Kastamonu’nun Cide ilçesinde yakalandıkları Friedreich’s Ataksisi hastalığıyla mücadele eden kardeşlere, Kastamonu İl Sağlık Müdürlüğü ile Kastamonu Valiliği yardım elini uzattı.

Kastamonu’nun Cide ilçesinde ikamet eden ve Türkiye’de sadece 300 kişiden olan Friedreich’s Ataksisi hastalığıyla 2003 yılından 2007 yılına kadar mücadele edebilen 35 yaşındaki eski gazeteci Aysel Oturak, hastalığıyla ilgili yardım talebinde bulunmuştu.

10 yıldır tedavi olamadığı için tekerlekli sandalyeye mahkum olan eski gazeteci Aysel Oturak ve kardeşi Ayşe Oturak, İhlas Haber Ajansı aracılığıyla tedavi olabilmek için yardım talebinde bulunmuştu. Oturak kardeşlerin yardım talebine Kastamonu Valiliği ve Kastamonu İl Sağlık Müdürlüğü duyarsız kalmadı. Cide’de ikamet ettikleri evde Oturak kardeşleri ziyaret eden Kastamonu İl Sağlık Müdürü Dr. Mustafa Uyanık, kardeşlerin istek ve taleplerini dinleyerek tedavileri için girişimlerde bulundu. Oturak kardeşler, Vali Yaşar Karadeniz’in de talimatıyla Kastamonu Fizik Tedavi ve Rehabilitasyon Merkezinde fizik tedavi almaya başladı.

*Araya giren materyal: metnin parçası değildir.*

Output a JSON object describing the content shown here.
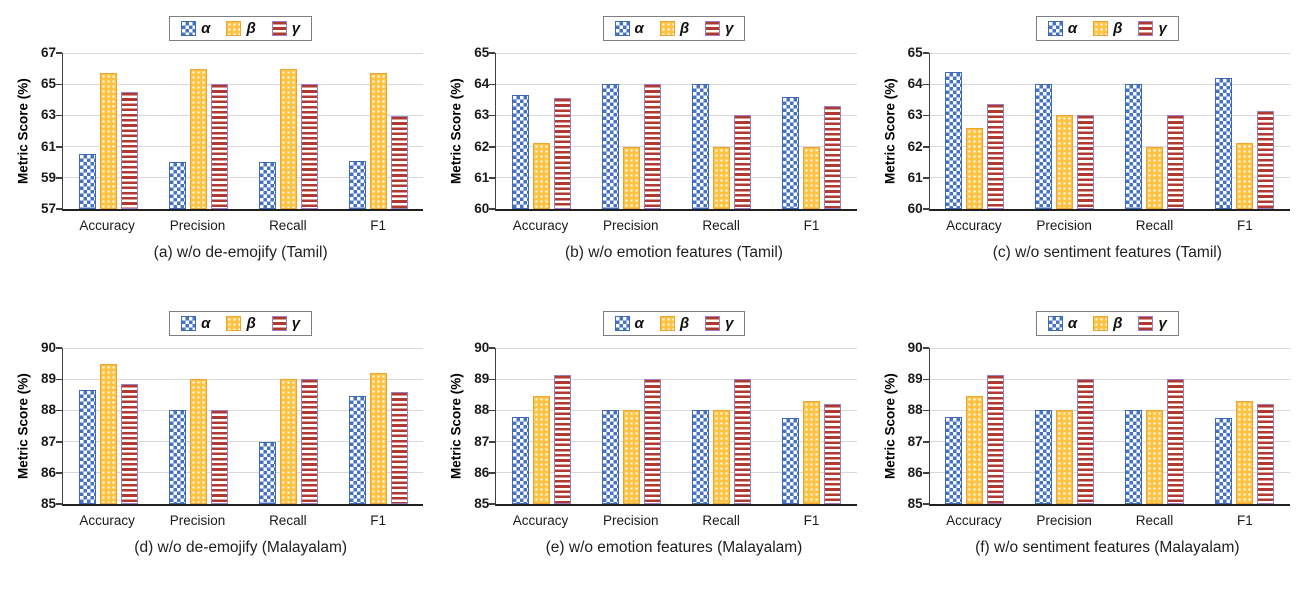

Oturak kardeşleri Kastamonu İl Sağlık Müdürü Dr. Mustafa Uyanık, Aile ve Sosyal Politikalar İl Müdürü Abdullah Savaş, Sağlık Hizmetleri Müdürü Hakan Zeren, Sosyal Yardımlaşma ve Dayanışma Vakfı Müdürü Uğur Başak, Fizik Tedavi ve Rehabilitasyon Merkezi Müdür Yardımcısı Murat Pehlivan, Kastamonu Fizik Tedavi ve Rehabilitasyon Merkezinde ziyaret etti.

Ziyaretten duyduğu memnuniyeti dile getiren Eski Gazeteci Aysel Oturak, uzun zamandır hastalığıyla tek başına mücadele ettiğini ve yardım talebine kayıtsız kalmayan yetkililere teşekkür etti.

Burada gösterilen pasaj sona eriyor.